OBJECTIVES: To develop and provide initial data to validate a contemporary measure of maternal perceptions of infant vulnerability. METHODS: Questions that address current concerns of mothers regarding their young children (such as the risk of sudden infant death syndrome) were added to an existing Vulnerable Child Questionnaire. Questions not relevant to either current concerns or to young infants were removed. The modified questionnaire, along with standard measures of maternal anxiety and depressive symptoms, were administered to mothers of 39 healthy full-term babies, 17 mothers of 'medically fragile' babies and 19 mothers of jaundiced babies. Babies were approximately 12 weeks of age at the time of completion of the questionnaire.
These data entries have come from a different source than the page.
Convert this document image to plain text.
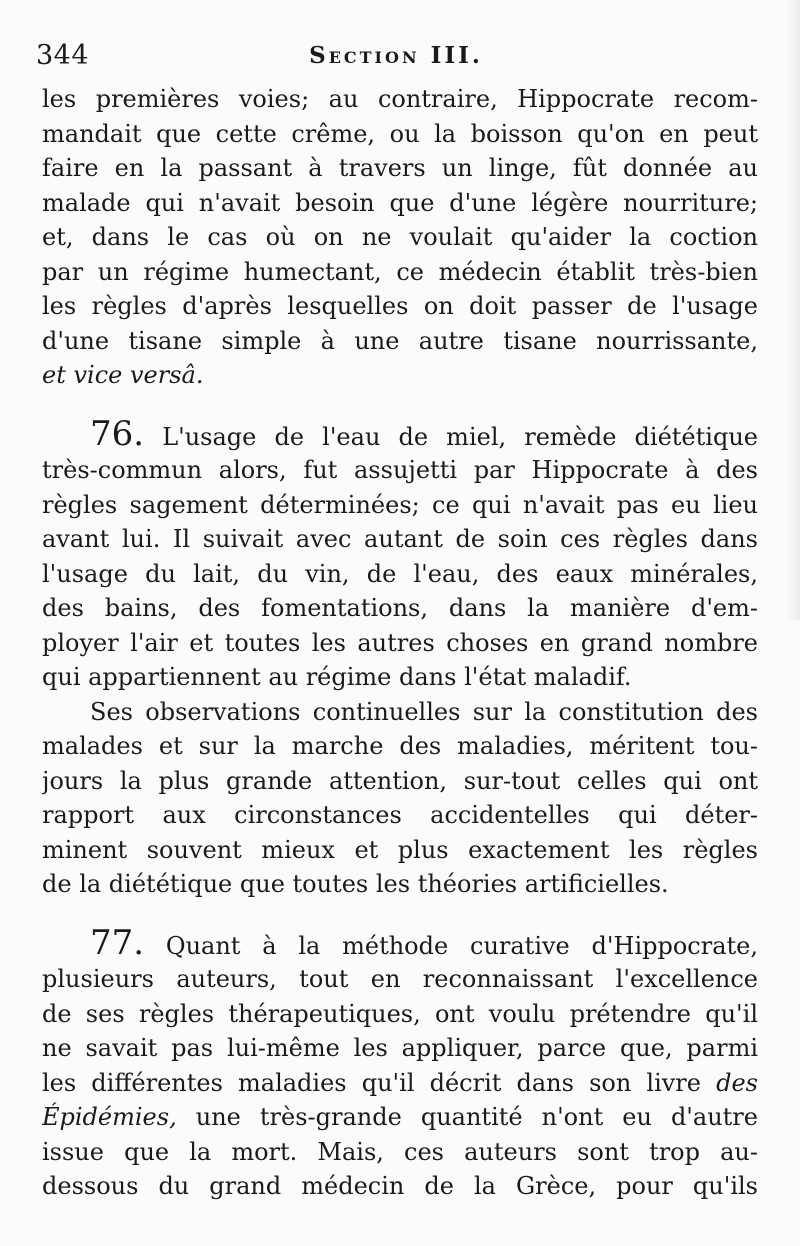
344	Section III.
les premières voies; au contraire, Hippocrate recom-
mandait que cette crême, ou la boisson qu'on en peut
faire en la passant à travers un linge, fût donnée au
malade qui n'avait besoin que d'une légère nourriture;
et, dans le cas où on ne voulait qu'aider la coction
par un régime humectant, ce médecin établit très-bien
les règles d'après lesquelles on doit passer de l'usage
d'une tisane simple à une autre tisane nourrissante,
et vice versâ.
76. L'usage de l'eau de miel, remède diététique
très-commun alors, fut assujetti par Hippocrate à des
règles sagement déterminées; ce qui n'avait pas eu lieu
avant lui. Il suivait avec autant de soin ces règles dans
l'usage du lait, du vin, de l'eau, des eaux minérales,
des bains, des fomentations, dans la manière d'em-
ployer l'air et toutes les autres choses en grand nombre
qui appartiennent au régime dans l'état maladif.
Ses observations continuelles sur la constitution des
malades et sur la marche des maladies, méritent tou-
jours la plus grande attention, sur-tout celles qui ont
rapport aux circonstances accidentelles qui déter-
minent souvent mieux et plus exactement les règles
de la diététique que toutes les théories artificielles.
77. Quant à la méthode curative d'Hippocrate,
plusieurs auteurs, tout en reconnaissant l'excellence
de ses règles thérapeutiques, ont voulu prétendre qu'il
ne savait pas lui-même les appliquer, parce que, parmi
les différentes maladies qu'il décrit dans son livre des
Épidémies, une très-grande quantité n'ont eu d'autre
issue que la mort. Mais, ces auteurs sont trop au-
dessous du grand médecin de la Grèce, pour qu'ils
RESULTS: Three questions were removed from the questionnaire on the basis of poor item-total correlations, leaving the final version with 10 questions, scored on 1-5 rating scales. Cronbach alpha for the revised scale was 0.7. There was a significant difference (P = 0.002) in mean vulnerable baby scores between the control group and the 'medically fragile' group. There was a moderately strong correlation between vulnerable baby score and maternal state anxiety (r = 0.6) and a weaker correlation with maternal depressive symptoms (r = 0.3). CONCLUSIONS: The modified questionnaire has good internal consistency. The difference in mean scores between the three groups, and correlations with maternal anxiety and depressive symptoms, lend construct validity to the scale. The Vulnerable Baby Scale appears to be suitable for assessing maternal perceptions of the vulnerability of their young babies in clinical and research settings although further research, with larger samples, may be necessary to fully establish the scale's psychometric properties.